Nott lapses into silence for a moment. His gaze is unblinking, unnerving, although he seems reluctant to look directly at me. Instead, his eyes travel around my office, taking in the scattered heaps of files from the Auror Office, the bin overflowing with Chocolate Frog wrappers and plastic coffee cups, the framed photograph of Ginny trying to hold a hyperactive eighteen-month-old James. He seems particularly struck by this reminder of domesticity amid the piled evidence of my busy work life, but whether his reaction is one of envy or simple curiosity, I can't tell. I know that his life has been an exceptionally lonely one; that is how he has ended up coming to me, after all.
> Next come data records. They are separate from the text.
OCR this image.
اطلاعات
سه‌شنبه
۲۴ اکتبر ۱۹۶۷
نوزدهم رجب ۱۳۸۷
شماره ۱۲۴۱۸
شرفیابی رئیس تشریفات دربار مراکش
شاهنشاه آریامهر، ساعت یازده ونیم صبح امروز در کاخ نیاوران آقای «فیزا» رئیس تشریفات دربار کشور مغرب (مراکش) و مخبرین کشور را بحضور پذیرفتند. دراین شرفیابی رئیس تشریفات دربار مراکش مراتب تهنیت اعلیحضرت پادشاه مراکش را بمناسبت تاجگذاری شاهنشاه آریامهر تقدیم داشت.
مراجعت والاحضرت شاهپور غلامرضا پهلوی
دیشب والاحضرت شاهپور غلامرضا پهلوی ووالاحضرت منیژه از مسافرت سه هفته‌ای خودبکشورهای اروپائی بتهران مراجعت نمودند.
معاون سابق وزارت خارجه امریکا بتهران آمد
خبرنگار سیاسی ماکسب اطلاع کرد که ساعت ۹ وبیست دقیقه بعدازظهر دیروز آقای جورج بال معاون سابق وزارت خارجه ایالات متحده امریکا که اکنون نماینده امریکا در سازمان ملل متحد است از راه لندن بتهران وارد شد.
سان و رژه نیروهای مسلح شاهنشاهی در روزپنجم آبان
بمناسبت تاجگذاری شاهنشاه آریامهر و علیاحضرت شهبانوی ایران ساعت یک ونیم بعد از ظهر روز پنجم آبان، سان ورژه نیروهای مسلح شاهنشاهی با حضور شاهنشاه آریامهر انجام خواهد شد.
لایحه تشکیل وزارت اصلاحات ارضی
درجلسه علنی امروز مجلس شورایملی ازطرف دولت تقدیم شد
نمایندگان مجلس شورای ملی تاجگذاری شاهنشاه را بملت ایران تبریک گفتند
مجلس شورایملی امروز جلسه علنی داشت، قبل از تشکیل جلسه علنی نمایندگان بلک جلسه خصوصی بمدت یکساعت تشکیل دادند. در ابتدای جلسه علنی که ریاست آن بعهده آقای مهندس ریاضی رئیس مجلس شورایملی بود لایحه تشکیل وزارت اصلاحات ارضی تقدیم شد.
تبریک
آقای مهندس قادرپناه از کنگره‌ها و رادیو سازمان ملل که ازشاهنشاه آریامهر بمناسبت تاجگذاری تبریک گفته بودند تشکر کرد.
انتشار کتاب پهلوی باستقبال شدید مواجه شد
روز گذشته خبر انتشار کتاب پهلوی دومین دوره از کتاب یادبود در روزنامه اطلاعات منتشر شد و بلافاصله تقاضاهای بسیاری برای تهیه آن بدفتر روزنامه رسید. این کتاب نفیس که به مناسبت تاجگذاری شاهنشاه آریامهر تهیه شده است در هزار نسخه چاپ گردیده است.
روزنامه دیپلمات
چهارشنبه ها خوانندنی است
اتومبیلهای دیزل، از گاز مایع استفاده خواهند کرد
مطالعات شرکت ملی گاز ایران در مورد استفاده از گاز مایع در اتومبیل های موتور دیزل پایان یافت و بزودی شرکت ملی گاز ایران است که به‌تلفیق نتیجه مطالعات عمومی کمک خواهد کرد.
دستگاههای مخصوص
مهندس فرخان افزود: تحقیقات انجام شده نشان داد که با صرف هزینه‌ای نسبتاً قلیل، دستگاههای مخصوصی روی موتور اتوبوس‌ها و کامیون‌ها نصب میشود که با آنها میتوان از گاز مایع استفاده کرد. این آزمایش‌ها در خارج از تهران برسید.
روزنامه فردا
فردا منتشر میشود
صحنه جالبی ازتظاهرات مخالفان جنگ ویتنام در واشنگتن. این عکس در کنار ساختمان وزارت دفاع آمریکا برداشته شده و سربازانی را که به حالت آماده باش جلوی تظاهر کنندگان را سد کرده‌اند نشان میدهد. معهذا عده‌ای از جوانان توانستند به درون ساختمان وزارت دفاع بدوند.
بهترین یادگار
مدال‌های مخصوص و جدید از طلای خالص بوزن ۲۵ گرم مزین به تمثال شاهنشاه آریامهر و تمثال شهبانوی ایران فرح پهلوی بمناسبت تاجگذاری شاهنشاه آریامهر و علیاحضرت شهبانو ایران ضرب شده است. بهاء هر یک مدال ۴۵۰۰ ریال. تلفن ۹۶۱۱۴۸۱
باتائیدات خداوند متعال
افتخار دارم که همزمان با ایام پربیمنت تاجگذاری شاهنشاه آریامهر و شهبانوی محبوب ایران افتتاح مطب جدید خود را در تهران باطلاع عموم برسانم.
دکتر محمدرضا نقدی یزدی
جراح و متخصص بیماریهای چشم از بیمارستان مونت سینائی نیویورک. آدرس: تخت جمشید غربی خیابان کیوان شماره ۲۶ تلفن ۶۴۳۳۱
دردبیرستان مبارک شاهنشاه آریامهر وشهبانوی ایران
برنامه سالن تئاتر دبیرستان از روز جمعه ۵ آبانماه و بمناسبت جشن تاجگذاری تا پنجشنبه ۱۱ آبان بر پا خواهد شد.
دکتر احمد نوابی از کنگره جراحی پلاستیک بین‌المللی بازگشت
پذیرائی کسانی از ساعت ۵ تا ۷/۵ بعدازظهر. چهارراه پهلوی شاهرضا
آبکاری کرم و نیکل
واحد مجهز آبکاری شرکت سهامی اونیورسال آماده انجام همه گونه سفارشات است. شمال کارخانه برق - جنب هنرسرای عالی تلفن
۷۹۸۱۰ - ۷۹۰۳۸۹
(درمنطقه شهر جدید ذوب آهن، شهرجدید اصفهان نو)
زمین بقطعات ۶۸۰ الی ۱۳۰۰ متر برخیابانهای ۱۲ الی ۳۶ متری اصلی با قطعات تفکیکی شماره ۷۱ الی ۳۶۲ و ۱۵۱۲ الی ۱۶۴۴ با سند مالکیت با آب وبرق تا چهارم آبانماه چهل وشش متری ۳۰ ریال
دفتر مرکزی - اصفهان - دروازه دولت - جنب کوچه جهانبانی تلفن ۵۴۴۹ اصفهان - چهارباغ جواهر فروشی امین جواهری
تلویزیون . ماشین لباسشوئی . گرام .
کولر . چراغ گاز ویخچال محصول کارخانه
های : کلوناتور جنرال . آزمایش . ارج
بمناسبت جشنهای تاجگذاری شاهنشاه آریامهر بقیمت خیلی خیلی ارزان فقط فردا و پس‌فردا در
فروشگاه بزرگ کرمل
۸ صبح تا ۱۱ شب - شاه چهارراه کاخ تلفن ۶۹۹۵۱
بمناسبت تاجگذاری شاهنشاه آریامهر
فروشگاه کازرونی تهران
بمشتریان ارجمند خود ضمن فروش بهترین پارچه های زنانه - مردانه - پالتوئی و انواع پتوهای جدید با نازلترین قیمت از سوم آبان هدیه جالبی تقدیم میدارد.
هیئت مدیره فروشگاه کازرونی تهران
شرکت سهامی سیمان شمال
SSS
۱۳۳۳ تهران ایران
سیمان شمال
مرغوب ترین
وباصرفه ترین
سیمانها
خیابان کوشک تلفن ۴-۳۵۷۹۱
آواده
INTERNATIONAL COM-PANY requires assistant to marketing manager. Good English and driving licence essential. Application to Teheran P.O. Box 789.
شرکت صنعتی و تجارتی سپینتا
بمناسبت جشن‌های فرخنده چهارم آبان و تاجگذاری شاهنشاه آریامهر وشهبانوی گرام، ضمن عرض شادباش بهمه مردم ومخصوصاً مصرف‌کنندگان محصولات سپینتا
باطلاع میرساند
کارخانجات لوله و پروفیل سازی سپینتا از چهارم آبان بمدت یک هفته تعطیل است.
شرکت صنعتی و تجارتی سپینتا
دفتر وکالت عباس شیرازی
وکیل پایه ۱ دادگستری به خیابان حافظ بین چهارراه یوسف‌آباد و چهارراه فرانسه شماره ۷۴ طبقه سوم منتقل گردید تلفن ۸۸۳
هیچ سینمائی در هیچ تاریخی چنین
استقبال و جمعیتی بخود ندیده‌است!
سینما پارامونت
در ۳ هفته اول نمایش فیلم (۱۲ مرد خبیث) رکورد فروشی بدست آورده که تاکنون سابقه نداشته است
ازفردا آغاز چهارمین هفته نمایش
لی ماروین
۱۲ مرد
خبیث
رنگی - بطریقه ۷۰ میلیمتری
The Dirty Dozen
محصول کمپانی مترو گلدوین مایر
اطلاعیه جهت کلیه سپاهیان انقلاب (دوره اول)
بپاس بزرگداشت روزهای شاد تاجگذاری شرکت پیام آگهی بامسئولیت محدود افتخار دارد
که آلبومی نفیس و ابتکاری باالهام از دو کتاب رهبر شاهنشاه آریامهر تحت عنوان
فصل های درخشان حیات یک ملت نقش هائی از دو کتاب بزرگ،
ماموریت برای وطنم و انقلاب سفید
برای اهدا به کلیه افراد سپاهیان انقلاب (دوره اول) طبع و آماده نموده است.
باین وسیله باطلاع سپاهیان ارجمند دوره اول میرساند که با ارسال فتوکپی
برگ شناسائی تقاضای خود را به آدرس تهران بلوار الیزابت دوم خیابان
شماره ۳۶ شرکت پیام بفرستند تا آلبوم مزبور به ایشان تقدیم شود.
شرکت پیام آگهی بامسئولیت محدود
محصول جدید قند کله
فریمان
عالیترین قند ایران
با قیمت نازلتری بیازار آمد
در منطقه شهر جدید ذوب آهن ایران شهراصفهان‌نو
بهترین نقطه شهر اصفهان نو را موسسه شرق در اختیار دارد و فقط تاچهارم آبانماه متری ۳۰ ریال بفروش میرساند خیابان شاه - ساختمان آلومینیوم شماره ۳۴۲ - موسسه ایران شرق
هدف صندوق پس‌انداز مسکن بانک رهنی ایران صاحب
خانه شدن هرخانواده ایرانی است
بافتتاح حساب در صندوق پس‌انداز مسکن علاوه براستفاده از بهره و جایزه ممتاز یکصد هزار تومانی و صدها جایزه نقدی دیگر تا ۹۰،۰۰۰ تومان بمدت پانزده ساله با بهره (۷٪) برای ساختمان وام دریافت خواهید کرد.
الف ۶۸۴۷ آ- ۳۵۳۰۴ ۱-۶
He said, when he came in, that he had not slept in days, which I believe, looking at the rings under his pink-rimmed eyes. He looks a lot older than twenty five, although the uncertainty and self-consciousness of his manner reminds me of a shy teenager. He seems both restless and weary; I can imagine him pacing some rundown bedsit in north London through the night, thinking. Because he knows the potential consequences of his being here as well as I do. He seems freed by what he's already told me, happier, lighter, and yet he must know that my job is to collect evidence, not offer absolution. Even though he's already given me enough to start the procedure for a criminal trial before the Wizengamot, I let him keep talking.